Bu endişe, pandemiden orantısız, ekonomik ve sağlık açısından etkilenen Siyah, Kahverengi ve düşük gelirli topluluklarda aydınlatılıyor. Miller, “Yoksulluk içinde olanlar veya mali açıdan stresli olanlar, bu ödemeyi alabilmek için aşı olmaktan başka çareleri olmadığını hissedebilirler” diyor.
Bazı COVID-19 aşısı tereddütleri, Pfizer ve Moderna aşılarının hızlıca onaylanması ve yaygınlaştırılmasından kaynaklandığı için, Miller, nakit bir teşvikin insanların kaygılarının üstesinden gelmesine bile yardımcı olup olmayacağının belirsiz olduğunu belirtiyor.
ABD'de Aşı Geçmişi
ABD'de aşılama hiçbir zaman sorunsuz olmadı. Çiçek hastalığı bir halk sağlığı tehdidi haline geldiğinde, Massachusetts 1902'de aşıları zorunlu kılan bir aşı yasasını çıkardı. Bu sorun, özellikle eyalet sakinlerinden biri olan Henning Jacobson tarafından hafife alınmadı. Yasanın özgürlüğünü ihlal ettiğini savundu ve davayı 1905'te Yüksek Mahkeme'ye götürdü. Bu dava, Jacobson / Massachusetts olarak adlandırılıyor.

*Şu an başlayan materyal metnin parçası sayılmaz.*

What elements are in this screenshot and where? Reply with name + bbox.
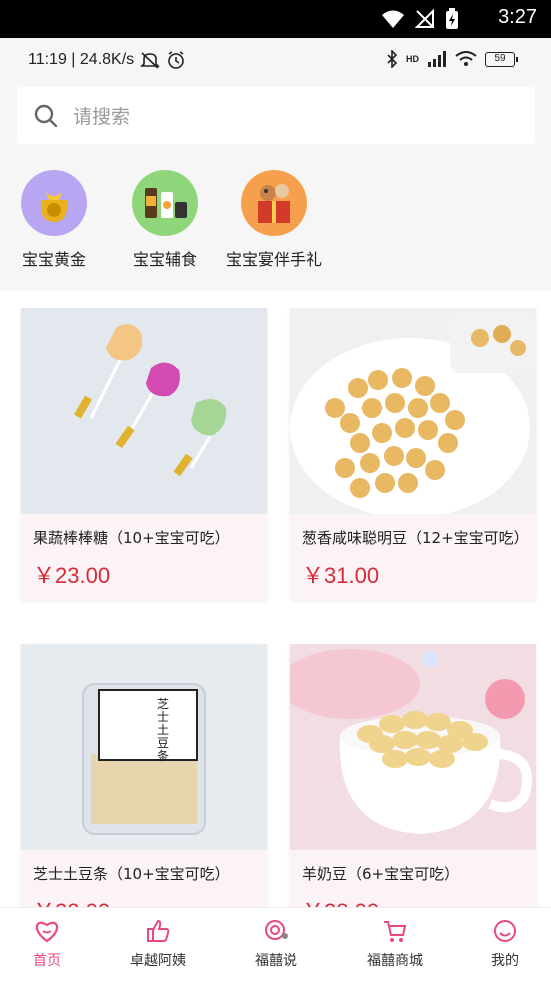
product-name: 芝士土豆条（10+宝宝可吃） (33, 865, 230, 883)
search-bar[interactable]: 请搜索 (17, 87, 535, 144)
wifi-small-icon (455, 51, 477, 66)
home-heart-icon (35, 921, 59, 943)
category-baby-food[interactable]: 宝宝辅食 (132, 170, 198, 270)
nav-home[interactable]: 首页 (2, 918, 92, 970)
product-info: 芝士土豆条（10+宝宝可吃） ￥22.00 (21, 850, 267, 911)
box-label: 芝士土豆条 (157, 697, 170, 763)
product-name: 羊奶豆（6+宝宝可吃） (302, 865, 460, 883)
system-clock: 3:27 (498, 6, 537, 28)
product-info: 果蔬棒棒糖（10+宝宝可吃） ￥23.00 (21, 514, 267, 600)
product-name: 果蔬棒棒糖（10+宝宝可吃） (33, 529, 230, 547)
smile-icon (494, 920, 516, 942)
product-info: 葱香咸味聪明豆（12+宝宝可吃） ￥31.00 (290, 514, 536, 600)
signal-icon (428, 51, 446, 67)
nav-label: 卓越阿姨 (130, 953, 186, 969)
product-price: ￥23.00 (33, 563, 111, 588)
thumbs-up-icon (147, 919, 170, 942)
mute-icon (140, 52, 161, 69)
system-status-bar: 3:27 (0, 0, 551, 38)
category-label: 宝宝宴伴手礼 (226, 250, 323, 269)
gift-icon (241, 170, 307, 236)
category-baby-gift[interactable]: 宝宝宴伴手礼 (226, 170, 322, 270)
product-card[interactable]: 果蔬棒棒糖（10+宝宝可吃） ￥23.00 (21, 308, 267, 600)
biscuit-balls-image (290, 308, 536, 514)
goat-milk-beans-image (290, 644, 536, 850)
nav-label: 福囍说 (255, 953, 297, 969)
product-card[interactable]: 葱香咸味聪明豆（12+宝宝可吃） ￥31.00 (290, 308, 536, 600)
bluetooth-icon (387, 50, 398, 68)
nav-label: 福囍商城 (367, 953, 423, 969)
status-bar: 11:19 | 24.8K/s HD 59 (0, 38, 551, 82)
nav-aunt[interactable]: 卓越阿姨 (113, 918, 203, 970)
product-grid: 果蔬棒棒糖（10+宝宝可吃） ￥23.00 葱香咸味聪明豆（12+宝宝可吃） ￥… (0, 291, 551, 911)
product-info: 羊奶豆（6+宝宝可吃） ￥28.00 (290, 850, 536, 911)
battery-charging-icon (446, 8, 458, 29)
no-signal-icon (415, 9, 434, 28)
category-row: 宝宝黄金 宝宝辅食 宝宝宴伴手礼 (0, 166, 551, 282)
wifi-icon (382, 10, 404, 28)
nav-mine[interactable]: 我的 (460, 918, 550, 970)
category-baby-gold[interactable]: 宝宝黄金 (21, 170, 87, 270)
search-icon (34, 104, 58, 127)
product-card[interactable]: 羊奶豆（6+宝宝可吃） ￥28.00 (290, 644, 536, 911)
nav-talk[interactable]: 福囍说 (231, 918, 321, 970)
app-screen: 3:27 11:19 | 24.8K/s HD 59 请搜索 宝宝黄金 宝宝辅食… (0, 0, 551, 981)
gold-bag-icon (21, 170, 87, 236)
product-name: 葱香咸味聪明豆（12+宝宝可吃） (302, 529, 529, 547)
cart-icon (384, 921, 407, 942)
product-card[interactable]: 芝士土豆条 芝士土豆条（10+宝宝可吃） ￥22.00 (21, 644, 267, 911)
chat-icon (265, 920, 288, 940)
nav-label: 我的 (491, 953, 519, 969)
category-label: 宝宝辅食 (132, 250, 197, 269)
search-input[interactable]: 请搜索 (73, 102, 130, 129)
product-price: ￥31.00 (302, 563, 380, 588)
battery-indicator: 59 (485, 51, 518, 67)
status-left: 11:19 | 24.8K/s (28, 50, 186, 70)
cheese-potato-sticks-image: 芝士土豆条 (21, 644, 267, 850)
nav-label: 首页 (33, 953, 61, 969)
status-right: HD 59 (386, 50, 518, 68)
category-label: 宝宝黄金 (21, 250, 86, 269)
lollipop-image (21, 308, 267, 514)
baby-food-icon (132, 170, 198, 236)
system-status-icons (381, 8, 459, 30)
bottom-nav: 首页 卓越阿姨 福囍说 福囍商城 我的 (0, 907, 551, 981)
network-type: HD (406, 54, 419, 64)
nav-mall[interactable]: 福囍商城 (350, 918, 440, 970)
status-time-speed: 11:19 | 24.8K/s (28, 51, 135, 68)
alarm-icon (168, 51, 184, 69)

Yüksek Mahkeme, anayasada belirtildiği gibi özgürlüğün her zaman kısıtlamadan kurtarılabilecek bir serbest geçiş olmadığına karar verdi. Kline, "Mahkeme, devletlerin nüfusun sağlığını ve refahını koruma gücüne ve sorumluluğuna sahip olduğuna karar verdi, ancak kültürel olarak bu soru hem hukuki hem de ahlaki bir soru olarak devam etti," diyor.
Devlet, halkın sağlığını koruma hakkını kazanmış olsa da, dava aşı yetkisi isteme konusunda ahlaki ve etik soruları gündeme getirdi. Günümüzde bu sorunlar aşı direnci ve yanlış bilgilendirme şeklinde kendini göstermeye devam ediyor.
Yine de aşılama için yapılan ödemenin federal hükümetin mi yoksa eyaletin COVID-19 planının bir parçası haline gelip gelmeyeceği belli değil, ancak seçenek masanın dışında değil.
Kline, "Genel olarak, bu engelleri nasıl azaltacağımızı düşünmeliyiz ve bunu ekonomik eşitsizliğin kötü sağlığı nasıl şekillendirdiğini değerlendirmek için bir fırsat olarak düşünebiliriz" diyor.